Gap: Refusing to be the Mattel du Jour
Muckraking and flacking are close cousins, and the Gap/child-labor story has provided avid spin-watchers with excellent examples of both.
The coverage was triggered over the weekend by an Observer story from Dan McDougall, who not only followed good journalistic practices by making sure the company got to respond, but also apparently followed good capitalist practices by selling a more inflammatory version of the story to the Sunday tabloid News of the World.
What made McDougall's trigger stories such fine muckraking specimens?
1. Both used inflammatory headline language
"Indian 'slave' children found making low-cost clothes destined for Gap""Gap Slave Kids: EXPOSED: 10-year-old UNPAID workers who help clothing giants make billions"
2. NOTW used compelling images. A picture of a beleaguered child is worth a thousand column inches.
3. Both connected the problem to a global brand. The existence of a sweatshop becomes exponentially more interesting when it's in support of a huge, marketing-driven American corporation.
4. Both connected the global brand to its celebrity endorsers. If the corporate brand name didn't get your attention, how do names like Madonna, Lenny Kravitz, Bono or Sarah Jessica Parker work for you?
5. Both popped on the weekend. Weekends are slow on general news, and completely dry of business news. Thus, there's little competition out there. And when the same story comes from two papers as different as the Observer and NOTW, everybody feels inclined to follow.

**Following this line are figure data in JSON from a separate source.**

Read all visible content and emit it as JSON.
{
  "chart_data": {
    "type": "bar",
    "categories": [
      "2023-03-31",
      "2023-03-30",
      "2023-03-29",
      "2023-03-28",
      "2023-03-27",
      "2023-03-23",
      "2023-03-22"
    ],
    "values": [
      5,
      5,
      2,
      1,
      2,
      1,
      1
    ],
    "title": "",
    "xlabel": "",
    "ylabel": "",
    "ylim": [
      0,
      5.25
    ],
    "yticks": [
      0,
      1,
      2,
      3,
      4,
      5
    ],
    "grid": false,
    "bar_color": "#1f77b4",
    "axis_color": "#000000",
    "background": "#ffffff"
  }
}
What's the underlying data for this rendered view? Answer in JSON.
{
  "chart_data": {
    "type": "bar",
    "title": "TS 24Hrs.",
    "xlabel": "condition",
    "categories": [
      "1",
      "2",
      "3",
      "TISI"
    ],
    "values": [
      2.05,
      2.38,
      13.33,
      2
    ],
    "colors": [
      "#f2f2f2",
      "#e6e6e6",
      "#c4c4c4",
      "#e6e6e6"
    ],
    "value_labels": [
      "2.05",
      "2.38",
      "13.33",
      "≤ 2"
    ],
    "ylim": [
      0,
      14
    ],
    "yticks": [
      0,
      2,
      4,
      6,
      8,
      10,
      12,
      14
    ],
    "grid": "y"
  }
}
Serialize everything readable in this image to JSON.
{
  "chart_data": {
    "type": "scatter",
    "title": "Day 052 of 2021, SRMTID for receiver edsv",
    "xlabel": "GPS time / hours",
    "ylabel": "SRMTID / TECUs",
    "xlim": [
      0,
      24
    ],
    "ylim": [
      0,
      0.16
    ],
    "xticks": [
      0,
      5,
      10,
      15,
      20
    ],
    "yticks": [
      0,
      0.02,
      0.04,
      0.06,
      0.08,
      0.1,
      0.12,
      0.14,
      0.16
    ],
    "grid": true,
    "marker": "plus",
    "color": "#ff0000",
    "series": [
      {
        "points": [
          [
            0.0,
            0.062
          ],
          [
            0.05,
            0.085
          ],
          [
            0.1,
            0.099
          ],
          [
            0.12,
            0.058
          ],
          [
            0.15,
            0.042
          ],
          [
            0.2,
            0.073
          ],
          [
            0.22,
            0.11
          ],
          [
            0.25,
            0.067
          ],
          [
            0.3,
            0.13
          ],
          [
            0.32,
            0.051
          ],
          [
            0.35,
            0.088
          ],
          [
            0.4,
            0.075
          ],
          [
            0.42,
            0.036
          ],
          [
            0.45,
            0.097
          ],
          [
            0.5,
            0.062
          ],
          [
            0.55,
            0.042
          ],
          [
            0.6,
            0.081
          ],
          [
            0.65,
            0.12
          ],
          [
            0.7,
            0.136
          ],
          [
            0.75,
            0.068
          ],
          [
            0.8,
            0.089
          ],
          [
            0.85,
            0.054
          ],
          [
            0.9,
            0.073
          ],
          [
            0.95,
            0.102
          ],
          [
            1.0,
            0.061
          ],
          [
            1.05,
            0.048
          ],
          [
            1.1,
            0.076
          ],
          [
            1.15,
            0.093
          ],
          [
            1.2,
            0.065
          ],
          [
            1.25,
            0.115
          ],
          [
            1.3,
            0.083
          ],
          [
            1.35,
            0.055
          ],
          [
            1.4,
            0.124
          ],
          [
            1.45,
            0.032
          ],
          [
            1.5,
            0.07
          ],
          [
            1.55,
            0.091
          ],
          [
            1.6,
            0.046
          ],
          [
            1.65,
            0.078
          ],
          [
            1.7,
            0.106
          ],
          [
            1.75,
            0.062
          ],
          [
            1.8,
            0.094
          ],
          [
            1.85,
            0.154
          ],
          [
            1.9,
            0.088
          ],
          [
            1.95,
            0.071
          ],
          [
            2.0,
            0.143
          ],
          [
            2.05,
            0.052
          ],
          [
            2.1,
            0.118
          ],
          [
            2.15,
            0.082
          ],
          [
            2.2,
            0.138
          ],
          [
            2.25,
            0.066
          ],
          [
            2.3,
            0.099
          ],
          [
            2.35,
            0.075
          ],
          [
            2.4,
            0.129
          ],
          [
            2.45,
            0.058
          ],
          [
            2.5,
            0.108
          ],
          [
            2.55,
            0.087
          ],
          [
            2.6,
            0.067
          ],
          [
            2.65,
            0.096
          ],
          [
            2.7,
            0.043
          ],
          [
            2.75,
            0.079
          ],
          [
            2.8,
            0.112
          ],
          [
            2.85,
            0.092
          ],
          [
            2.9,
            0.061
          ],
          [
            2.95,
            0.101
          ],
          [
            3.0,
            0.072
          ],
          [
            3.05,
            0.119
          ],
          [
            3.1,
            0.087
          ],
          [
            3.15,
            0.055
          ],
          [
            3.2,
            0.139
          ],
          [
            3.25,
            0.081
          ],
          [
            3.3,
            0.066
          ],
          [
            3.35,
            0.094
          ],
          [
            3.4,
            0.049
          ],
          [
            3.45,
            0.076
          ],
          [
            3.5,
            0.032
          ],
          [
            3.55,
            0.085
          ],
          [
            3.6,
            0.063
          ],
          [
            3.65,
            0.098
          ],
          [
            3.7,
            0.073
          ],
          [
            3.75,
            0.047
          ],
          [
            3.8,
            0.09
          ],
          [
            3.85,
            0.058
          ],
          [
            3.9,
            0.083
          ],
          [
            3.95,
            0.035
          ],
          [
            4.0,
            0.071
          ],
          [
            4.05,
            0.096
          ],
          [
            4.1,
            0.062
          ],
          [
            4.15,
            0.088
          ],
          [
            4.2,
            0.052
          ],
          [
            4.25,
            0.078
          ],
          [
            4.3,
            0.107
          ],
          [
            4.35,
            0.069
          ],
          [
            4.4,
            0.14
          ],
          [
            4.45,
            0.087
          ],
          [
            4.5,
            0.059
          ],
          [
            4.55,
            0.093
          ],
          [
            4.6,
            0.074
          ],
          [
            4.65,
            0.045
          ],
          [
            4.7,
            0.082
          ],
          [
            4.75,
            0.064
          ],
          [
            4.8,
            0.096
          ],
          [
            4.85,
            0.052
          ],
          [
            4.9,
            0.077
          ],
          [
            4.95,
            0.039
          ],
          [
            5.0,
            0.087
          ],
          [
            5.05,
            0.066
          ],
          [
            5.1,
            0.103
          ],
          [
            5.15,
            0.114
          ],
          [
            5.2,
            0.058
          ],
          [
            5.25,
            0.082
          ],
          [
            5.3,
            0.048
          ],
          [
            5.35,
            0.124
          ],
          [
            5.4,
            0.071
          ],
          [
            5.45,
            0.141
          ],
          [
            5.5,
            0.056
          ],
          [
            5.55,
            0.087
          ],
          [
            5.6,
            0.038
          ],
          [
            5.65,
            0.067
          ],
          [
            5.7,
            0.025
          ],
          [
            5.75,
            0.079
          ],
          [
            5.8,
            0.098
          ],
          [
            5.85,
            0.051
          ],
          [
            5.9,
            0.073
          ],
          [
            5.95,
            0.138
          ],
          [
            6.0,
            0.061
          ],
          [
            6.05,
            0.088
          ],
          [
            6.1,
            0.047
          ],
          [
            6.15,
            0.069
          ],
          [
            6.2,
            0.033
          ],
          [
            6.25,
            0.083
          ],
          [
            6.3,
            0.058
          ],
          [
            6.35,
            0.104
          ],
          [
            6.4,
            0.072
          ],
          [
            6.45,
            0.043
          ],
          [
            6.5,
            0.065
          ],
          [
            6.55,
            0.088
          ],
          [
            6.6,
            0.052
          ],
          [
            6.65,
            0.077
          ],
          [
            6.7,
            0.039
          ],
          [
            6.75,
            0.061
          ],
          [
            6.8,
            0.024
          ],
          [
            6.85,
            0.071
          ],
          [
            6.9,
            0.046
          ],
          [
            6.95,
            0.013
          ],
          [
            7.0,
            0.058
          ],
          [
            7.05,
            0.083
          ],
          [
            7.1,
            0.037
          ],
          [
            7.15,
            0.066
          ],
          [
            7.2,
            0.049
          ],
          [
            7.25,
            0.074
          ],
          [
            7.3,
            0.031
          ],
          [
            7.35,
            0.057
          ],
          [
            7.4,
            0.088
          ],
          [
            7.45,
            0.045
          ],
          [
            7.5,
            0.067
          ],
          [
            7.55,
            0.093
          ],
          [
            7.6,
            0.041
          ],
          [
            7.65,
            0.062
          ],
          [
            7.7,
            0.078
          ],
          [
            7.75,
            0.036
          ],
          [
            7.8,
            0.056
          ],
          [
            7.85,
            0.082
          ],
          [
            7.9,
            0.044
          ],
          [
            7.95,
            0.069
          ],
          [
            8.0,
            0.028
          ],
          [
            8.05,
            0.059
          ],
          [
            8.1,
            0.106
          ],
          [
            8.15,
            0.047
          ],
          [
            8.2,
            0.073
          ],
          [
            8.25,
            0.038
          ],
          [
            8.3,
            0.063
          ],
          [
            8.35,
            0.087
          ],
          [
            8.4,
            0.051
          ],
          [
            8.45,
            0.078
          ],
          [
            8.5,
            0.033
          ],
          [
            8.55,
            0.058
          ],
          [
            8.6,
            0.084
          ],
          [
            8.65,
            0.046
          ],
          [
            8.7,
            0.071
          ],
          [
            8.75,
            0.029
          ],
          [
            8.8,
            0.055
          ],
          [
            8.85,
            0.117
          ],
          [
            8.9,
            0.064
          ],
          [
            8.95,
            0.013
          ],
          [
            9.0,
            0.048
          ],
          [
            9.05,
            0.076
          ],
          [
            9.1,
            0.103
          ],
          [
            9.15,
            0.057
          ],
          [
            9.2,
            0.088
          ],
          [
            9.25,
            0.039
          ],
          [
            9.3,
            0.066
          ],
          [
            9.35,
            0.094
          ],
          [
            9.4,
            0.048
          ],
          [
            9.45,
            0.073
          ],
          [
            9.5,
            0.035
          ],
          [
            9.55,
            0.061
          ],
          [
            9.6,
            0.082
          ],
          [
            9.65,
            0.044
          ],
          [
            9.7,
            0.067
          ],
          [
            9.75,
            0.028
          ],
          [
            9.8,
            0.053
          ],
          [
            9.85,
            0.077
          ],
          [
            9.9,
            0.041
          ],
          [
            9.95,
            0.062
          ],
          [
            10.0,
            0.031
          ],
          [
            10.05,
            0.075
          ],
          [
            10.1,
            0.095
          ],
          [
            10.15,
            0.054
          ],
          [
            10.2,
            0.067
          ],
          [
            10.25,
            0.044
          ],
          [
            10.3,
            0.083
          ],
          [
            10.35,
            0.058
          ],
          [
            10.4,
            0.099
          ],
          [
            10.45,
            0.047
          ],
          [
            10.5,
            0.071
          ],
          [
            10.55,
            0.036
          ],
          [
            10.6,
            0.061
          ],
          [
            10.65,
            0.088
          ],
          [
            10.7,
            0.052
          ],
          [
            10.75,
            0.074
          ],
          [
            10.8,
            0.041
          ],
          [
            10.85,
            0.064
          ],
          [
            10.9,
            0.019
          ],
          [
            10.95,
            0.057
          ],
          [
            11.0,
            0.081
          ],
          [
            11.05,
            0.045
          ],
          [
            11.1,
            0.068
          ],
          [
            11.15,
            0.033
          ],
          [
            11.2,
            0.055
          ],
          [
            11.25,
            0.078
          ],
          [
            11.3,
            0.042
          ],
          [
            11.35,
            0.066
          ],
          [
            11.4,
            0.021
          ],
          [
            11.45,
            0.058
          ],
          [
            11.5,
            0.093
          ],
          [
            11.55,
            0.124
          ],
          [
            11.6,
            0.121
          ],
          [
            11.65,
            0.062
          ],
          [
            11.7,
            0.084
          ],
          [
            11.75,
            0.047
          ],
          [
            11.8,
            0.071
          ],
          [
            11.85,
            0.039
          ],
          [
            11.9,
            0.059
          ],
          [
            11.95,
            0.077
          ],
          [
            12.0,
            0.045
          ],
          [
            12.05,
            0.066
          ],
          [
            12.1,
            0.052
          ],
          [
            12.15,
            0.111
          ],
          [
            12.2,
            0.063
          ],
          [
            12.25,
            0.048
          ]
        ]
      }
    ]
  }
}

Those five elements made it a big, big story worldwide, despite the fact that little attention is usually given to better-reported pieces on social injustices that are equally or more disturbing.
Gap, for its part, showed impressive capability, demonstrating healthy doses of the three most critical ingredients for effective crisis management -- speed, principle and decisive framing.
Speed. Because the Gap flacks were able to provide McDougall -- and then everybody else --with a quality response, they ensured simultaneous resolution of the conflict raised by the report, instead of provoking a second big round of coverage by responding later
Principle. Every good crisis management repsonse is built on the foundation of a solid, concrete, clearly articulated statement of principle. Gap's is simple -- "We will not tolerate child labor from our suppliers."
Decisive framing. Because the company's response gave reasonable evidence that Gap was taking action to both rectify the specific situation and prevent future incidents, it did indeed provide a logical sense of resolution within the initial wave of reports. Just as important, the actions that Gap announced clearly framed the situation as an independent supplier violating its agreement with the company. The "zero-tolerance" language distances Gap from culpability by implicitly putting the company in the enforcer's role.
Thus, while the original story is still bouncing around the global echo chamber, Gap has effectively taken the air out of the ball. CNBC and other stock-centric media have already congratulated the company for superior bullet-dodging, many of the stories have shifted focus onto the Indian government's battle with local activists, and the story fell off the Google News business page early yesterday.
Is it over?
Unless another incident rears its head some time soon, the story will slowly fade away over the next 48 hours. If another one does occur, then the company must respond with the same speed, but bolder actions, such as calling on the Indian government to crack down on local suppliers.
The flacks at Gap surely know that the murky world of global production stands as the company's most likely provider of future crisis, and they would be smart to start playing offense on this issue on a full-time basis.